Monday, Oct. 08, 1973
The Longest Journey
There were no speeches, no red carpets, and the Navy band played for only about a minute. After their splashdown on target in the Pacific 225 miles southwest of San Diego last week, the three astronauts were whisked to the deck of the recovery carrier New Orleans. Then, wobbly but smiling, they were guided by NASA doctors a few steps to waiting chairs and quickly carted off atop a moving platform for medical examinations. The return of Skylab 2 Astronauts Alan Bean, Jack Lousma and Owen Garriott was in fact so subdued compared with past homecomings that it did not begin to do justice to their remarkable accomplishment: they had just completed man's longest voyage in space.
For 59 days and 11 hrs. the astronauts had spun around the earth, logging more than 24 million miles. (That record-breaking performance contrasted sharply with the current manned space efforts of the Soviets, who last week launched two cosmonauts, Vasily Lazarev, 45, and Oleg Makarov, 40, on a two-day orbital mission.) Regularly putting in 12-to 16-hour days despite their initial nausea, the Skylab 2 astronauts accomplished nearly twice as much scientific work as planned. They took over 100,000 pictures of the sun, earth and stars, collected enough data on the earth to cover 18 miles of magnetic tape, and performed so many other technical and biomedical experiments that scientists will be kept busy for years interpreting the data.
If the astronauts were not given much chance to talk, their doctors had no hesitation about speaking out. After completing preliminary shipboard medical examinations, they declared that the trio appeared to be extremely fit--in better shape, in fact, than the returning Skylab 1 astronauts, who were in space only about half as long. The prolonged exposure to zero gravity did take its toll.
Despite healthy appetites, the astronauts lost weight, Alan Bean dropping the most: 8 1/2 lbs. There was also a deterioration of muscle tone, marked by loss of more than an inch in the circumference of the crew's calves. Yet most of these changes took place during the first half of the flight. By the 40th day, the weights of the astronauts had stabilized.

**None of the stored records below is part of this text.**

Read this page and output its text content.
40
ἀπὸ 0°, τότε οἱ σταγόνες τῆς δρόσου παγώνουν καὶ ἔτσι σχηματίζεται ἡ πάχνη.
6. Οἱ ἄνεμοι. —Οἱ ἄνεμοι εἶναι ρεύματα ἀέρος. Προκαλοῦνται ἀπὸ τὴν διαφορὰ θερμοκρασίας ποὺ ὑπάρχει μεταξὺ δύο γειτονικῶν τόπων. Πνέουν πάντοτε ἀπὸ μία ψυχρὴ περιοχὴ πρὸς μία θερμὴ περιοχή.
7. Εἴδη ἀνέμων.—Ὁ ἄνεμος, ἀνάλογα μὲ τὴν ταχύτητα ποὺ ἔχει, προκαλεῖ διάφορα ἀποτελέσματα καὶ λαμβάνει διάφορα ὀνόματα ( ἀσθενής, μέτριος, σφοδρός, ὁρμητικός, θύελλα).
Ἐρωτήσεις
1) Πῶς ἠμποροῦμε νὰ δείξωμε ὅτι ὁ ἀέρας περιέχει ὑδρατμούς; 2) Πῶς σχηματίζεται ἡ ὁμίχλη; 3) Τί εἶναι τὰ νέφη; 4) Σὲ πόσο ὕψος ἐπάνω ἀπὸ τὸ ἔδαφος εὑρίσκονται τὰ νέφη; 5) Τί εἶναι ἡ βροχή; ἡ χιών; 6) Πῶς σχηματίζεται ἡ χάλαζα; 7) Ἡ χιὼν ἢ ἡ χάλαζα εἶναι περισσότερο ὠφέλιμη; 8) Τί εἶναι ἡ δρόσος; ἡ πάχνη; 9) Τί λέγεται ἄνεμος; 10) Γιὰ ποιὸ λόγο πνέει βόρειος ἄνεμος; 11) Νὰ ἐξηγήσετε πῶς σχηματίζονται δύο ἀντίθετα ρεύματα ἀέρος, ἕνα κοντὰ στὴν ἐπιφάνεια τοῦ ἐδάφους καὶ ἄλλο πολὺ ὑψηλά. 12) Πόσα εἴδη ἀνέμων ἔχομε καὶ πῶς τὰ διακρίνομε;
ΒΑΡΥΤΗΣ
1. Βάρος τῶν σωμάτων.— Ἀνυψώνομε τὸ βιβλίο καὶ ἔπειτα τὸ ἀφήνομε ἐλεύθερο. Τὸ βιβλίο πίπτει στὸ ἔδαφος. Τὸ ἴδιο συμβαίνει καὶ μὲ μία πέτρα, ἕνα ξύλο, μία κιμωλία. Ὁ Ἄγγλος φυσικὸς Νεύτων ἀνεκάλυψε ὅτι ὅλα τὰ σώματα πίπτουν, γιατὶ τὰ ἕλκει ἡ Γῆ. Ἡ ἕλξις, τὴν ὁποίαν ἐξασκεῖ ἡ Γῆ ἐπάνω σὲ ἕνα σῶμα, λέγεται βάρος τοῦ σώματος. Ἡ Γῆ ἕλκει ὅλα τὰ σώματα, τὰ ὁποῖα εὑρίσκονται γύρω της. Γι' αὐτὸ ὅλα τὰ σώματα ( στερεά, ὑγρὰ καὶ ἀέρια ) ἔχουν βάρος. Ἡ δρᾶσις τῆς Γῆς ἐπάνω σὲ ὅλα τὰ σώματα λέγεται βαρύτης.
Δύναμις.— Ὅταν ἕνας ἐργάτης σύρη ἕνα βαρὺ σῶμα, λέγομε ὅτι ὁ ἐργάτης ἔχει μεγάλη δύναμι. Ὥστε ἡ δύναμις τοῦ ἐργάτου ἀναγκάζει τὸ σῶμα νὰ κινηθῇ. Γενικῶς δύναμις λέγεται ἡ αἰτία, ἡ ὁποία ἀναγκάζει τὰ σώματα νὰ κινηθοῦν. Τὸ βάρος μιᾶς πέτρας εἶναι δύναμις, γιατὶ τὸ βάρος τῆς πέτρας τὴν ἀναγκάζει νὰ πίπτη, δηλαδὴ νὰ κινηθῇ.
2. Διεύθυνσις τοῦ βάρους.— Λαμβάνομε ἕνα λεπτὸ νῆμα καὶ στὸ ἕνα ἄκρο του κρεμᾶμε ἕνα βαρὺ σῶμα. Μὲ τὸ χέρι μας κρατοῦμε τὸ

In addition, their heart rates, which had at first shown a tendency to climb dramatically at the slightest exertion, became more steady. The improvement was at least partly attributable to a stepped-up program of exercises, but NASA doctors also suspect that the body may gradually adjust to weightlessness by itself.
Solar Cycle. Other earthlings aboard Skylab did not fare as well. The spider Arabella, which became famous by demonstrating that it could spin a web in zero G, survived the return to earth. But its arachnid companion Anita died before the end of the mission, apparently of starvation; Anita stubbornly refused to eat the morsels of filet mignon that were offered. Other casualties were the two minnows that had been carried aboard Skylab. However, their offspring -- the first earth creatures to be born in space (except, perhaps, for some offspring of stowaway bacteria on earlier nights) -- made it safely to earth, only to die a day later.

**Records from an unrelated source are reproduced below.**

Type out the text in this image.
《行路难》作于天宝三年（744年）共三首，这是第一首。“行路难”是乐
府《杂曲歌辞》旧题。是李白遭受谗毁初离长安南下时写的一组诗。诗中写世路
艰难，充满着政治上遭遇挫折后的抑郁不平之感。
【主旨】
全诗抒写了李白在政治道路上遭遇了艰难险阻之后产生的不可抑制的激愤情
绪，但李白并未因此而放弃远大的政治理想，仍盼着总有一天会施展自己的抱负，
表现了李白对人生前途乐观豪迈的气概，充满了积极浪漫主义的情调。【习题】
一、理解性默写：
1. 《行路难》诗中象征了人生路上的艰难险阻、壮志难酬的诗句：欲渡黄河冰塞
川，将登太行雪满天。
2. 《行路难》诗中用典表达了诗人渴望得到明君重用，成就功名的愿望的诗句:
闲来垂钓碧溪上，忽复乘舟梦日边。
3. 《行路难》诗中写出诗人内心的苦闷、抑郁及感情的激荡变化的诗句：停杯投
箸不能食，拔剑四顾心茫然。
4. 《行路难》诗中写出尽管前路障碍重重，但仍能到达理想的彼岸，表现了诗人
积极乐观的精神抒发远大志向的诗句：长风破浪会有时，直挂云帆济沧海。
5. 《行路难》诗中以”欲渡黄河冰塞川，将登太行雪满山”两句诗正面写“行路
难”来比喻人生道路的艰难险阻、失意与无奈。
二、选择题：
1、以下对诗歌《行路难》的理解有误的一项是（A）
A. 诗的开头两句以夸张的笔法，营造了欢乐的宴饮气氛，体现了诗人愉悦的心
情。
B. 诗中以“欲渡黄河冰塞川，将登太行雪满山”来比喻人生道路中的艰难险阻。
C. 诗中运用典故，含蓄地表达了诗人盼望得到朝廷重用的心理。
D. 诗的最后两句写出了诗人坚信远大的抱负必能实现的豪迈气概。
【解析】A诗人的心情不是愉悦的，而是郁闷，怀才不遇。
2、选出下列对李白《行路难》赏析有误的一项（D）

Skylab 2's most important scientific contribution may well be the mass of solar pictures and data gathered with a $121 million array of solar telescopes.
It may be months or even years before the 200 solar scientists working on the Skylab program can digest the information. But some important discoveries have already been made, particularly about the sun's corona, or outer atmosphere. During the mission, at a time in the eleven-year solar cycle when the sun should be relatively quiet, two exceptionally large flares suddenly appeared; one of them expanded over an area 17 times the diameter of the earth. Under the direction of Garriott, a solar scientist by profession, the awesome event was photographed and measured from the first minutes of the eruption. Their pictures may well help to explain the exact cause of these fiery outbursts, so powerful that only one of them generates as much energy as the earth is likely to need for the next 500 years.
The Skylab astronauts also obtained closeup views of erupting prominences, which consist of relatively cool clouds of ionized (or charged) gases that have temperatures of only about 6,000DEG F., compared with typical temperatures of 2,000,000DEG elsewhere in the corona. Before Skylab 2, solar physicists thought the phenomenon was relatively rare. Now it has been observed about once every two weeks, followed by periods of radio interference on earth. The astronauts also made observations of so-called solar bright points; although the points were previously thought to be concentrated in the sun's active equatorial belts, they are apparently spread measles-like over the entire solar surface.
Even more data about the sun will be gathered by the Skylab 3 astronauts, who will also study Comet Kohoutek as it becomes prominent in the sky during daylight hours in December. But that will be the last manned scientific space mission planned by the U.S. Says Robert Noyes of the Harvard College Observatory: "We'll probably never again have such an opportunity in the foreseeable future."